HÉBRON/JÉRUSALEM – Un groupe de chefs de clan influents de la ville d’Hébron, en Cisjordanie, a présenté une proposition sans précédent qui pourrait réécrire des décennies de conflit israélo-palestinien. Dans une lettre adressée au gouvernement israélien, ils proposent de créer un émirat arabe autonome qui reconnaîtrait Israël en tant qu’État juif et rejoindrait les accords d’Abraham.
Une offre de paix inédite
„Nous voulons coopérer avec Israël. Nous voulons la coexistence“, a déclaré au Wall Street Journal le cheikh Wadee’ al-Jaabari, l’une des figures clés de l’initiative. Avec quatre autres cheikhs, il a signé une lettre adressée au ministre israélien de l’Économie, Nir Barkat, lui demandant de soumettre la proposition au Premier ministre Benjamin Netanyahou.

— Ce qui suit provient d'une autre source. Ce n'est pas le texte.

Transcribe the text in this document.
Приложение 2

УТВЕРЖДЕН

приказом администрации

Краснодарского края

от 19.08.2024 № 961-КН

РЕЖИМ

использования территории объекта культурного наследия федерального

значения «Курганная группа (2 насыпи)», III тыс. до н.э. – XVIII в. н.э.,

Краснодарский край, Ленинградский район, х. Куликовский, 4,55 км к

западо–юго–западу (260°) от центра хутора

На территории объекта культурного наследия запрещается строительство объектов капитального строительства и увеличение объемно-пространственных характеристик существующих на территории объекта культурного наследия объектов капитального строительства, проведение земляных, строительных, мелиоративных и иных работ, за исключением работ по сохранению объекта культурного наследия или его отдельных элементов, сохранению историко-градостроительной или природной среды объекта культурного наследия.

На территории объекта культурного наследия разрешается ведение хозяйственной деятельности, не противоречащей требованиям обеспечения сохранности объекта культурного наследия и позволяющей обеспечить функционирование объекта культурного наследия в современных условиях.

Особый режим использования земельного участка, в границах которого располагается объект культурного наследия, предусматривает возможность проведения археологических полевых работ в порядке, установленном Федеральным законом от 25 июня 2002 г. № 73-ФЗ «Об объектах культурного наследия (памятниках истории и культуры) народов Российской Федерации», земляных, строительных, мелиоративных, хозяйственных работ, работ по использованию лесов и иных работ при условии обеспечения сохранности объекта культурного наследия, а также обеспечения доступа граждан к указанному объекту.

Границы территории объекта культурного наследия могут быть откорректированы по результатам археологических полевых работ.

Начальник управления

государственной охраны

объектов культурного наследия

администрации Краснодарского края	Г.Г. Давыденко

La lettre stipule : „L’Émirat d’Hébron reconnaîtra l’État d’Israël comme l’État-nation du peuple juif. Et l’État d’Israël reconnaîtra l’Émirat d’Hébron comme le représentant des populations arabes du district d’Hébron.“ Cette déclaration va beaucoup plus loin que ce que l’Autorité palestinienne n’a jamais osé faire et rompt avec des décennies de refus. Les cheikhs demandent l’ouverture de pourparlers pour remplacer les Accords de paix d’Oslo, qui, selon eux, n’ont apporté que „des dégâts, la mort et une dévastation économique“. Ils affirment que les accords d’Oslo leur ont imposé une „Autorité palestinienne corrompue“ au lieu de reconnaître le leadership local traditionnel sous la forme des clans, qui jouissent toujours d’une profonde loyauté dans la société palestinienne, a rapporté le site express.co.uk.
Le ministre israélien de l’Économie, Nir Barkat, qui a rencontré les cheikhs plus de dix fois depuis février, soutient la proposition. „Une nouvelle approche est nécessaire“, a-t-il déclaré, ajoutant que le vieux cadre de paix a échoué. Selon des sources israéliennes, l’initiative a également le soutien prudent du Premier ministre Netanyahou, qui attend cependant de voir la suite.
La fin d’un vieux paradigme ?
Le cheikh Jaabari (48 ans) est convaincu que le moment du changement est venu. „Un État palestinien ne verra pas le jour, même pas dans 1 000 ans. Après le 7 octobre, Israël ne le permettra pas“, a-t-il déclaré. Un autre dirigeant a ajouté : „L’idée de créer uniquement un État palestinien nous mènera tous à la catastrophe.“
Selon un document mis à la disposition des médias israéliens, l’initiative bénéficie d’un large soutien. Huit cheikhs clés représenteraient plus de 200 000 personnes, et treize autres chefs de clan représenteraient 350 000 de plus. Au total, le mouvement pourrait donc avoir le soutien de plus de la moitié de la population de la région d’Hébron. De nombreux membres des clans sont d’ailleurs actuellement actifs au sein des structures locales de l’Autorité palestinienne. Cependant, les cheikhs pensent que la loyauté familiale l’emportera. „Je prévois de couper les ponts avec l’Autorité palestinienne. Elle ne représente pas les Palestiniens“, a affirmé le cheikh Jaabari.
Le Dr Mordechai Kedar, un universitaire israélien, considère Hébron comme une ville plus traditionnelle et conservatrice que, par exemple, Ramallah, et pourrait donc devenir un cas de test pour un modèle qui pourrait s’étendre à d’autres villes. „Des organisations comme l’OLP et le Hamas fondent leur légitimité sur la haine des Juifs et d’Israël. Mais les clans sont légitimes par nature“, a déclaré Kedar.
Les cheikhs craignent que sans changement, une attaque similaire à celle du 7 octobre puisse se produire depuis la Cisjordanie, plongeant la région dans le chaos. Leur vision est ambitieuse. „Si nous obtenons la bénédiction de l’honorable président Trump et des États-Unis, Hébron pourrait devenir comme le Golfe Persique, comme Dubaï“, a déclaré l’un d’eux.
La proposition gagne du terrain, se renforce et d’autres chefs tribaux s’y joignent. Le plus grand obstacle, paradoxalement, pourrait être Israël lui-même. Ses services de sécurité coopèrent depuis des décennies avec l’Autorité palestinienne. La question demeure de savoir comment l’armée israélienne réagirait si des loyalistes de clan armés descendaient dans la rue et affrontaient l’Autorité palestinienne. Le ministre Barkat avertit que la suppression d’un tel mouvement serait une „victoire de l’habitude sur la raison“. L’avenir de la Cisjordanie pourrait ainsi dépendre de la réaction d’Israël à cette initiative inattendue et audacieuse.